Oireachtas Joint and Select Committees

Thursday, 23 February 2023

Joint Oireachtas Committee on Housing, Planning and Local Government

General Scheme of the Planning and Development Bill 2022: Discussion (Resumed)

Photo of Eoin Ó BroinEoin Ó Broin (Dublin Mid West, Sinn Fein) | Oireachtas source

I thank both witnesses for their presentations. We will probably get two or three rounds of questions so I will come in when appropriate.

I will start with the IPI. I thank Mr. Lawlor for both his submission and the more detailed documents. I want to emphasise one line where he said: "It is disappointing that as planning practitioners we have had limited input." That is our sense of the Bill as we have been going through it, but that is disappointing because while professional planners should not have a veto on planning, they are the people both in the public and private sectors who deal with it daily. We must take note of them coming before this committee and putting that bold assertion on the record. I thank Mr. Lawlor for being so frank.

I want to get into the detail of both submissions. I will start with the Irish Planning Institute and in my second round I will come to the RTPI. First, on timelines both for county development plans and for consents, can Mr. Lawlor give more information on what he thinks needs to be in the Bill? The board made a similar case for statutory timelines, but to make sure they were appropriate for the kind of decision or plan that was being made. The local government sector made the same point yesterday. Can Mr. Lawlor share more of his thinking on that if he would not mind? He specifically mentioned development management in Part 2, Part 11 and the judicial review, JR, issue in Part 9. Can he go into more detail on his thinking on that?

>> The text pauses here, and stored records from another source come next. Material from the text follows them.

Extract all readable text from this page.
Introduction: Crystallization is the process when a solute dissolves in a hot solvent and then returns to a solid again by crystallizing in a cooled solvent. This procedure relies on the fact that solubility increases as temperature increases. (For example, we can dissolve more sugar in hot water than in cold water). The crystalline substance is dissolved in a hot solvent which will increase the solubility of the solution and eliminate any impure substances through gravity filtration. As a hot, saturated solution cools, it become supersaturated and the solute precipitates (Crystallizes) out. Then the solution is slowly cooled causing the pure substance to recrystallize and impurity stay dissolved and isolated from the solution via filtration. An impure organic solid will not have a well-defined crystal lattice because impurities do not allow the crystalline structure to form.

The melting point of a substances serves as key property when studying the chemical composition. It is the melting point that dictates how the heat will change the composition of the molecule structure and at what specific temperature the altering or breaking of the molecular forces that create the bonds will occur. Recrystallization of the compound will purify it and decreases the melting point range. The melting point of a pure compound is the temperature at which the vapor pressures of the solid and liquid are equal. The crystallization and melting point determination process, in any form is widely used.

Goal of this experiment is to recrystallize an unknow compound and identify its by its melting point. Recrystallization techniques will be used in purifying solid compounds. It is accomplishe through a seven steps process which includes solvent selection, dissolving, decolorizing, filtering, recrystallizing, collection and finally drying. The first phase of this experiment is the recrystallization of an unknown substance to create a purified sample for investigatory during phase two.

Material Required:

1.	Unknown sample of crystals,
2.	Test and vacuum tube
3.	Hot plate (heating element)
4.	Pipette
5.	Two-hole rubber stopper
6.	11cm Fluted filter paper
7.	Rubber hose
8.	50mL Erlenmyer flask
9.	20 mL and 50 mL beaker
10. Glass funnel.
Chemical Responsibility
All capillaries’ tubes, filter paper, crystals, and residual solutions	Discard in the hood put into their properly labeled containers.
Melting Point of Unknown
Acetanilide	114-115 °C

One area he did not mention but that has preoccupied us a fair bit is the provisions in sections 22 and 23, which is the new version of the mandatory ministerial guidelines, as well as a series of sections, namely, sections 28, 62 and 120 and what we understand would be similar provisions for strategic development zones and the transitional arrangements. This is really about strengthening the ability of the Minister, with the approval of the Government, to set detailed planning guidelines and for them to be more quickly retrospectively inserted into existing plans. Has the IPI a view on those provisions and on whether they will improve or slow down and disimprove the planning process and decision-making? I am trying to give Mr. Lawlor as much time as possible in his responses.